Quante volte abbiamo sentito dire che gli animali sono in grado di vedere i fantasmi?Ma esiste davvero una correlazione tra i nostri amati quattro zampe e il mondo paranormale?

Quel che è certo, per chi ha la fortuna di condividere il proprio spazio con un cane o gatto, è che i quattro zampe sono sempre molto attenti a ciò che gli capita intorno, soprattutto per quanto riguarda i rumori che l’orecchio umano non percepisce assolutamente.

Oltre a farci molta compagnia, i nostri pelosetti hanno anche il potere di farci stare bene, di infonderci il buonumore. Il cane, per esempio, ci da un senso di sicurezza perché ci avvisa anche del più piccolo movimento sospetto, soprattutto di notte. Per quanto riguarda il gatto, oltre all’udito eccezionale, sappiamo che ha una vista straordinaria.

Si dice che il gatto sia in grado di vedere i fantasmi. Ma cosa dice la scienza? Uno studio della City University di Londra avrebbe dimostrato che gli animali sono in grado di percepire cose che agli umani sono precluse e il gatto, in particolare, sarebbe capace di vedere oltre la luce ultravioletta.

E’ capitato a tutti di vedere il gatto immobile, con lo sguardo fisso verso un punto preciso della stanza. Niente sembra distrarlo dall’osservare qualcosa visibile solo ai suoi occhi. Ma questa capacità così forte di sentire e percepire anche il più piccolo spostamento d’aria si può estendere anche al mondo del paranormale?

Per molti è proprio così, questi sensi così sviluppati sarebbero in grado di permettere ai nostri gatti di vedere i fantasmi e proteggerci dalle energie negative che ci circondano. I sensi affinatissimi dei gatti potrebbero permettergli di vedere e sentire ciò che i nostri occhi e le nostre orecchie non sono in grado di percepire.

Fin dall’antichità, la figura del gatto è sempre stata messa in primo piano. Basti pensare che nell’antico Egitto sono state trovate delle tombe a loro dedicate. I corpi degli animali morti venivano mummificati proprio come i loro proprietari più abbienti.

Arrivando all’epoca moderna, sono state fatte molte ricerche per cercare di spiegare l’alone di mistero che avvolge la figura del gatto. Uno degli studi che vogliamo ricordare è quello del parapsicologo Ernesto Bozzano, il quale ha indagato il fenomeno del paranormale nel mondo animale.

Il lavoro di Bozzano portò all’uscita di un libro dal titolo “Gli animali hanno un’anima?“, che raccoglie le sue esperienze. L’esperto utilizza preferibilmente la definizione percezione psichica sovrannaturale a quella di fantasma, ma i risulti dei suoi studi sono molto interessanti.

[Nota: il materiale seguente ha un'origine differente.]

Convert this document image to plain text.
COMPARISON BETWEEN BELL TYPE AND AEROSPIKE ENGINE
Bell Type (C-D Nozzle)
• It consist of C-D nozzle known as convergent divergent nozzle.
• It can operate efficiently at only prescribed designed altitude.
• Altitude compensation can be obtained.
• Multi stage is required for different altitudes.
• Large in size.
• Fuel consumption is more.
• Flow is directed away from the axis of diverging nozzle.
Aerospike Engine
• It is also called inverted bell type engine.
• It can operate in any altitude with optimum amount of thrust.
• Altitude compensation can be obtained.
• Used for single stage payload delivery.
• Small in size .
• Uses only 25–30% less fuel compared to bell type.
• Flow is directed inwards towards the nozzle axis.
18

Su un totale di 69 casi studiati dal parapsicologo, emerge che in ben 23 casi i gatti hanno avuto una consapevolezza di presenze prima ancora dei loro padroni, escludendo quindi qualsiasi interferenza o influenza umana sugli animali.

Lo studio di Bozzano ha portato al riconoscimento che in un gran numero dei casi studiati non si può negare la possibilità che negli animali esista una percezione psichica. In attesa che la comunità scientifica affermi l’esistenza negli animali di facoltà psichiche non comuni all’uomo, continuiamo a tenere d’occhio gli sguardi del nostro micio.